Hoje em dia, o ensino é feito através das novas tecnologias e é aconselhado que não exista mais do que três crianças a partilhar o mesmo espaço. É claro que famílias mais pobres não têm outra hipótese, por isso é que ainda continuam a existir algumas escolas e creches em funcionamento por todo o mundo.

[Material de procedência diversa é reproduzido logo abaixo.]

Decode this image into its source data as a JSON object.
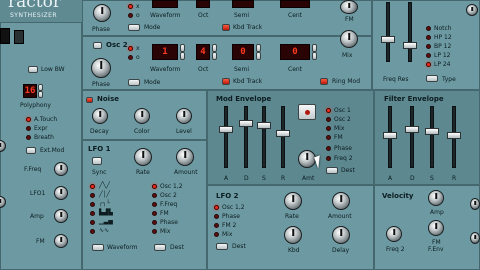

Felizmente, eu tenho dinheiro mais do que suficiente para não trabalhar o resto da minha vida e ainda para garantir a saúde e bem-estar do meu filho.
O Hélio, agora, é tudo o que eu tenho. Quero viver por ele e para ele. Mais nada importa. Se antes tive a força e o desejo de mudar este mundo degradante, hoje nada disso tenho em mim. Quero apenas tornar o meu filho no Homem que o poderá fazer. No Homem que poderá salvar a humanidade ou morrer a tentar, tal como aconteceu com o pai dele.
O nome do nosso filho foi escolhido pelo Elias. Quando lhe contei que estava grávida, ele ajoelhou-se aos meus pés e disse: "Um milagre! É isso que trazes para este mundo com esse pequeno ser. Se for rapaz chamar-se-á Hélio, o sol que vai guiar o caminho da humanidade. Se for rapariga será Aurora, o nascer de um novo dia, quem sabe de um novo mundo. Ele ou ela farão a diferença. Sei que sim! Eu sinto". Eu limitei-me a assentir.
Nessa altura, o Elias já estava no início da sua doença terminal e já não tinha muitas esperanças de conseguir vir a mudar o mundo, por isso é que naquele momento decidiu depositar o resto que ainda tinha no nosso filho. Inconscientemente, talvez eu também o tenha feito.
Na verdade, não sei se ele vai conseguir ou não trazer a luz necessária para salvar a humanidade, mas vai, de certo, ser, apenas, ele a iluminar a minha vida.
Até à próxima,
Celeste Bacelar
Estou de olhos fechados, mas o sono não chega. As palavras da minha bisavó ainda estão demasiadamente acesas na minha mente. A verdade é que não me quero desligar delas. Enquanto ocupar todos os meus recursos cognitivos com a vida da minha bisavó, não tenho que me preocupar com a minha própria vida.
É estranho pensar que o meu nome tenha sido escolhido por um familiar que nunca cheguei a conhecer. Contudo, foi isso que aconteceu, não foi? A minha bisavó teve um rapaz, que por sua vez, também teve um rapaz. Só o meu pai teve uma filha: eu. A minha bisavó viu em mim a oportunidade de concretizar o desejo do meu bisavô. Afinal, o meu nome já estava decidido muito antes de eu nascer.
O problema é que quando ele sugeriu esses dois nomes (Aurora e Hélio) estava a pensar na esperança de um novo dia, na salvação da Humanidade, e isso já foi conseguido. Ainda o meu avô Hélio era criança, já esta nave saíra do Planeta Terra em busca de uma nova casa para a espécie humana. Então nem eu, nem ele fomos, ou seremos, aquilo que o meu bisavô imaginou um dia que viríamos a ser. Então porque é que a minha bisavó, sabendo de tudo isto, quis, na mesma, colocar-me esse nome? Ela tinha feito uma promessa relativamente ao nome do filho, nada mais.
Mas talvez eu consiga compreender. Talvez ela tenha gostado do nome. Ou talvez o meu nome lhe lembre do meu bisavô. De qualquer das formas, gosto do facto da minha história ter começado há muitos anos atrás, não no seio desta comunidade, mas entre as árvores e os rios do Planeta Terra.
Oiço alguém entrar no quarto e mantenho-me quieta e de olhos fechados. Finjo que durmo, seja essa pessoa a Olívia ou até a Analu. Não me sinto preparada ainda para enfrentar a realidade, prefiro continuar a deambular pelas árvores e os rios que foram testemunhas do inicio de quem eu sou.